What about when I'm cleaning raw meat?
Shampooing my hair?
Her matter-of-fact rebuttal: "Wear gloves!"
Out of all the marriage tips I've received — "Keep God first", "Talk it out", "Stay in love" — none of them resonated as much. Too cliché and apparent. But on a random day, just shy of 6 weeks as a newlywed, I was given an order that I immediately obeyed.
I'd come to my own conclusion about when it would be appropriate to take off my ring—anytime I didn't want it to get dirty or damaged. The consensus was that my band would stay put under any circumstance. The rock, though, had to be protected against all odds. Guarded from dried up soap and lotion residue. Right-hand only eating for finger foods. Inspected in natural lighting on the hour, every hour. You get the point...
Borderline obsessed with keeping this expensive symbol of love intact, I quickly realized that, like my marriage, my ring must endure some hardships in order to prove its value.
Someone not as wise as my aunt told me that getting married doesn't change anything. Obviously, it changed my name. But marriage is also changing the way I desire my husband. Our four-year relationship has sustained the conditions of long distance through monthly and annual deployments. However, our first separation while married has activated some unfamiliar feelings. Unlike most couples, we aren't guaranteed the comfort of daily physical affection. Or the excitement of a lunch break check-in. He's often in a different country, functioning on a different time zone. And I'm at home, striving to stay productive while eagerly counting the days until his overseas responsibilities are fulfilled (also utilizing his return dates as deadlines). For an ambitious dreamer and a habitual world traveler, this works.

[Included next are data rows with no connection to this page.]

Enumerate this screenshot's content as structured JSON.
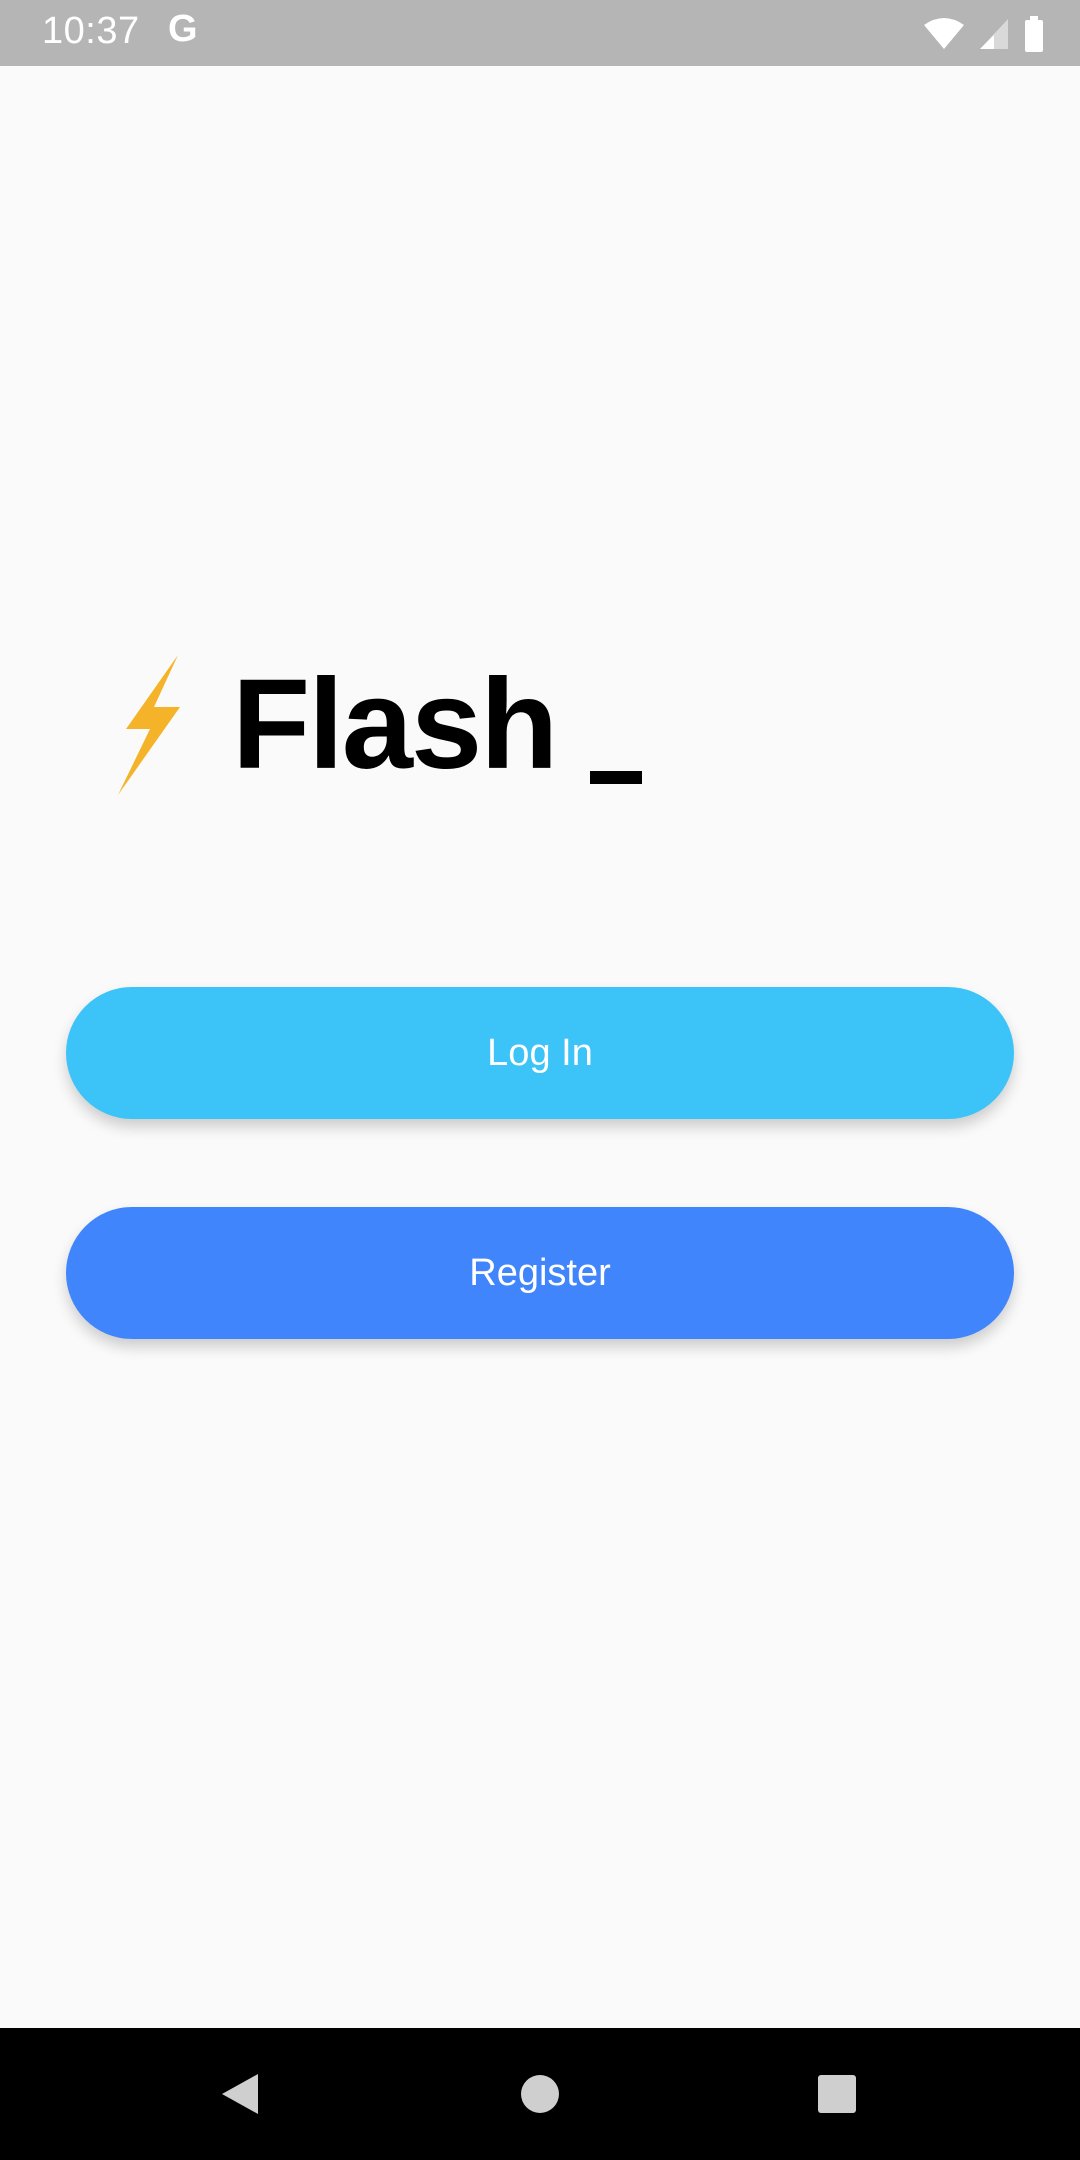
{
  "status_bar": {
    "time": "10:37",
    "notification_glyph": "G",
    "icons": [
      "wifi-icon",
      "cellular-signal-icon",
      "battery-icon"
    ]
  },
  "app": {
    "title": "Flash",
    "logo_icon": "lightning-bolt-icon",
    "cursor_glyph": "_"
  },
  "buttons": {
    "login_label": "Log In",
    "register_label": "Register"
  },
  "nav_bar": {
    "icons": [
      "back-icon",
      "home-icon",
      "recents-icon"
    ]
  },
  "colors": {
    "status_bar_bg": "#b5b5b5",
    "background": "#fafafa",
    "login_button": "#3cc3f8",
    "register_button": "#4185fc",
    "bolt": "#f5b32a",
    "nav_bar_bg": "#000000"
  }
}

As an Author/Editor/Publisher/Educator, one would wonder how I'd even prioritize being a Wife. It's simple: the occupational titles define what I do; the latter defines who I now am.
I've been known to smother myself in my passion(s). It was much easier and understandable as a single woman. As a spouse, the dedication to my craft is presently a little unbalanced. My husband has always supported me and encouraged me to live my dream, literally since the first day we met. Last month, he jokingly reprimanded me for not remaining disciplined with a 30-day social media fast. Instead of writing, I was scrolling up and down timelines, supposedly seeking inspiration for ideas. Two hours later, my phone was still cradled in my hand and I fell asleep next to a fully-charged laptop. Because we're both learning how to profit from our respective habits/addictions/weaknesses, this type of failure nurtures our competitive spirits and amplifies the satisfaction of overcoming difficult challenges, together.

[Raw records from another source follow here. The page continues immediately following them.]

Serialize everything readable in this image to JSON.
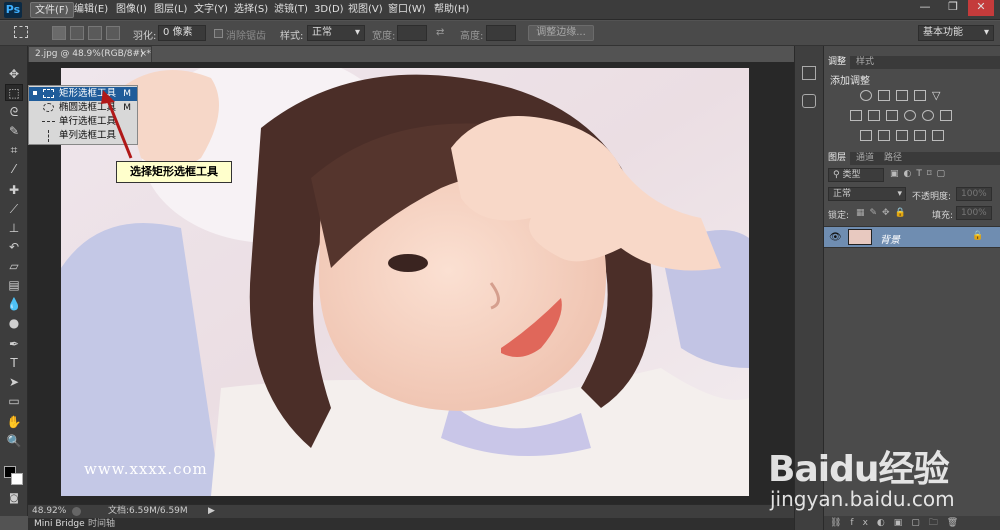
{
  "app": {
    "logo": "Ps"
  },
  "menu": [
    "文件(F)",
    "编辑(E)",
    "图像(I)",
    "图层(L)",
    "文字(Y)",
    "选择(S)",
    "滤镜(T)",
    "3D(D)",
    "视图(V)",
    "窗口(W)",
    "帮助(H)"
  ],
  "options": {
    "feather_label": "羽化:",
    "feather_value": "0 像素",
    "antialias_label": "消除锯齿",
    "style_label": "样式:",
    "style_value": "正常",
    "width_label": "宽度:",
    "height_label": "高度:",
    "refine_button": "调整边缘...",
    "workspace": "基本功能"
  },
  "document": {
    "tab_title": "2.jpg @ 48.9%(RGB/8#) *"
  },
  "flyout": {
    "items": [
      {
        "label": "矩形选框工具",
        "key": "M"
      },
      {
        "label": "椭圆选框工具",
        "key": "M"
      },
      {
        "label": "单行选框工具",
        "key": ""
      },
      {
        "label": "单列选框工具",
        "key": ""
      }
    ]
  },
  "callout": "选择矩形选框工具",
  "image_watermark": "www.xxxx.com",
  "status": {
    "zoom": "48.92%",
    "doc_info": "文档:6.59M/6.59M"
  },
  "bottom_tabs": [
    "Mini Bridge",
    "时间轴"
  ],
  "adjust_panel": {
    "tabs": [
      "调整",
      "样式"
    ],
    "title": "添加调整"
  },
  "layers_panel": {
    "tabs": [
      "图层",
      "通道",
      "路径"
    ],
    "kind_label": "类型",
    "blend_mode": "正常",
    "opacity_label": "不透明度:",
    "opacity_value": "100%",
    "lock_label": "锁定:",
    "fill_label": "填充:",
    "fill_value": "100%",
    "layer_name": "背景"
  },
  "watermark": {
    "brand": "Baidu经验",
    "url": "jingyan.baidu.com"
  },
  "colors": {
    "highlight": "#1f5c9a",
    "layer_selected": "#6f8db1",
    "callout_bg": "#ffffcc"
  }
}
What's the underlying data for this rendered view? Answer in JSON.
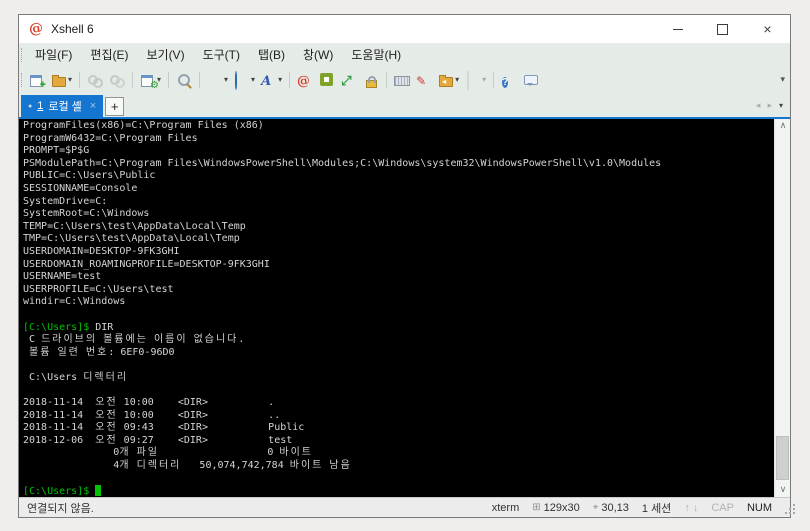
{
  "colors": {
    "accent_blue": "#1576d2",
    "chrome_bg": "#e5ebe7",
    "terminal_bg": "#000000",
    "terminal_fg": "#d4d4d4",
    "terminal_green": "#00c200",
    "xshell_red": "#d6402c"
  },
  "titlebar": {
    "title": "Xshell 6"
  },
  "menubar": {
    "items": [
      {
        "label": "파일(F)"
      },
      {
        "label": "편집(E)"
      },
      {
        "label": "보기(V)"
      },
      {
        "label": "도구(T)"
      },
      {
        "label": "탭(B)"
      },
      {
        "label": "창(W)"
      },
      {
        "label": "도움말(H)"
      }
    ]
  },
  "tabbar": {
    "tabs": [
      {
        "number": "1",
        "label": "로컬 셸"
      }
    ]
  },
  "icons": {
    "close": "×",
    "dropdown": "▾",
    "tab_close": "×",
    "new_tab": "+",
    "nav_left": "◂",
    "nav_right": "▸",
    "scroll_up": "∧",
    "scroll_down": "∨",
    "font": "A",
    "pen": "✎",
    "fullscreen": "⤢",
    "xshell_swirl": "@",
    "help": "?",
    "gear": "⚙",
    "plus_badge": "+",
    "transfer_arrow": "◂",
    "arrow_up": "↑",
    "arrow_down": "↓",
    "size_icon": "⊞",
    "position_icon": "⌖",
    "session_dot": "●"
  },
  "terminal": {
    "lines": [
      {
        "segments": [
          {
            "text": "ProgramFiles(x86)=C:\\Program Files (x86)"
          }
        ]
      },
      {
        "segments": [
          {
            "text": "ProgramW6432=C:\\Program Files"
          }
        ]
      },
      {
        "segments": [
          {
            "text": "PROMPT=$P$G"
          }
        ]
      },
      {
        "segments": [
          {
            "text": "PSModulePath=C:\\Program Files\\WindowsPowerShell\\Modules;C:\\Windows\\system32\\WindowsPowerShell\\v1.0\\Modules"
          }
        ]
      },
      {
        "segments": [
          {
            "text": "PUBLIC=C:\\Users\\Public"
          }
        ]
      },
      {
        "segments": [
          {
            "text": "SESSIONNAME=Console"
          }
        ]
      },
      {
        "segments": [
          {
            "text": "SystemDrive=C:"
          }
        ]
      },
      {
        "segments": [
          {
            "text": "SystemRoot=C:\\Windows"
          }
        ]
      },
      {
        "segments": [
          {
            "text": "TEMP=C:\\Users\\test\\AppData\\Local\\Temp"
          }
        ]
      },
      {
        "segments": [
          {
            "text": "TMP=C:\\Users\\test\\AppData\\Local\\Temp"
          }
        ]
      },
      {
        "segments": [
          {
            "text": "USERDOMAIN=DESKTOP-9FK3GHI"
          }
        ]
      },
      {
        "segments": [
          {
            "text": "USERDOMAIN_ROAMINGPROFILE=DESKTOP-9FK3GHI"
          }
        ]
      },
      {
        "segments": [
          {
            "text": "USERNAME=test"
          }
        ]
      },
      {
        "segments": [
          {
            "text": "USERPROFILE=C:\\Users\\test"
          }
        ]
      },
      {
        "segments": [
          {
            "text": "windir=C:\\Windows"
          }
        ]
      },
      {
        "segments": []
      },
      {
        "segments": [
          {
            "text": "[C:\\Users]$",
            "color": "green"
          },
          {
            "text": " DIR"
          }
        ]
      },
      {
        "segments": [
          {
            "text": " C 드라이브의 볼륨에는 이름이 없습니다."
          }
        ]
      },
      {
        "segments": [
          {
            "text": " 볼륨 일련 번호: 6EF0-96D0"
          }
        ]
      },
      {
        "segments": []
      },
      {
        "segments": [
          {
            "text": " C:\\Users 디렉터리"
          }
        ]
      },
      {
        "segments": []
      },
      {
        "segments": [
          {
            "text": "2018-11-14  오전 10:00    <DIR>          ."
          }
        ]
      },
      {
        "segments": [
          {
            "text": "2018-11-14  오전 10:00    <DIR>          .."
          }
        ]
      },
      {
        "segments": [
          {
            "text": "2018-11-14  오전 09:43    <DIR>          Public"
          }
        ]
      },
      {
        "segments": [
          {
            "text": "2018-12-06  오전 09:27    <DIR>          test"
          }
        ]
      },
      {
        "segments": [
          {
            "text": "               0개 파일                  0 바이트"
          }
        ]
      },
      {
        "segments": [
          {
            "text": "               4개 디렉터리   50,074,742,784 바이트 남음"
          }
        ]
      },
      {
        "segments": []
      },
      {
        "segments": [
          {
            "text": "[C:\\Users]$",
            "color": "green"
          },
          {
            "text": " "
          },
          {
            "cursor": true
          }
        ]
      }
    ]
  },
  "statusbar": {
    "connection": "연결되지 않음.",
    "terminal_type": "xterm",
    "size": "129x30",
    "cursor_position": "30,13",
    "sessions": "1 세션",
    "caps_lock": "CAP",
    "num_lock": "NUM"
  }
}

Fortunately, our unusual union allows us to become originators of what a healthy marriage should entail; every reconnection offers fresh emotions for us both to unpack and enjoy. Likewise, we have the privilege of getting creative with our expression (no choice when marrying a writer, duh), as well as the option to travel and experience other far-away areas when home just seems a bit mundane. Time spent apart is a mechanism for strengthening our communication and it also gives our minds the freedom to process what we appreciate most about each other. I am extremely appreciative of my husband's ability to listen and retain information, whether important or useless, paying attention to me and absorbing everything that I care to acknowledge. I am admittedly forgetful and aiming to be less selfish. A battle with career-related perfectionism constantly stunts my personal growth. Still, he put a ring on it.
Beyond the legal paperwork and the professional pictures, my ring is a welcomed reminder that I belong to a man who claimed me as his prize, recharged my purpose by altering my identity, and granted me a vow of never-ending companionship. Removing such a gift from my finger every time I'm trying to avoid harm to its appearance feels very vain. Thinking out loud: Would scheduling bi-weekly cleanings with the jeweler be vain too? Perhaps that's another rhetorical question undeserving of an answer...

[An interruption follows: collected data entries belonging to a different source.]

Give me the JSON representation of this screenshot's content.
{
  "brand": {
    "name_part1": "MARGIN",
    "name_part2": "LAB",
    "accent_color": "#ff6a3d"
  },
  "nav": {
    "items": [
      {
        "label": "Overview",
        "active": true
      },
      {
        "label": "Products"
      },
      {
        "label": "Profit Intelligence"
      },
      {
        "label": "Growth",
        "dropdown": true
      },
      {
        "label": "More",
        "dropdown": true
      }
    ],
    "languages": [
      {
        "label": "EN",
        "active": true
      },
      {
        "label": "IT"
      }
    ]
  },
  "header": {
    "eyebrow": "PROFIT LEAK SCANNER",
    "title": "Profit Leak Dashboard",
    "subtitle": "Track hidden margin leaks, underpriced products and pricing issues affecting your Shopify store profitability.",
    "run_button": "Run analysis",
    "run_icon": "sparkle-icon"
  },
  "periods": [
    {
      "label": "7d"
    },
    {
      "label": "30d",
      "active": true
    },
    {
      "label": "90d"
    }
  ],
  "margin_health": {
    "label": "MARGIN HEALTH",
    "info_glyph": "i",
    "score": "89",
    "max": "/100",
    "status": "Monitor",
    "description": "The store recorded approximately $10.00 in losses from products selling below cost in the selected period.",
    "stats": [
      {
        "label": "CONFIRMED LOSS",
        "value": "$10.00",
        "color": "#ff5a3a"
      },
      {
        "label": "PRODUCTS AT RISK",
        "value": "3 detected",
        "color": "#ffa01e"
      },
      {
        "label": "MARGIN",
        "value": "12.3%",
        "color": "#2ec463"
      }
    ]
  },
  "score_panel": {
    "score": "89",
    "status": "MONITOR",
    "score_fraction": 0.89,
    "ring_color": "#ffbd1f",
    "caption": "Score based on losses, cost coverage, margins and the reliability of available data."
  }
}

Nonetheless, this post serves to formally introduce myself as Mrs. Lewis (smiles and waves). Furthermore, to also inform readers that I will continue to publish under my maiden name (Liltera R. Williams). I've been full of words since my life completely changed on 7.15.17. And this rush of creativity is suddenly beginning to spill over onto my WIPs (Works in Progress). I promise they will be worth the wait.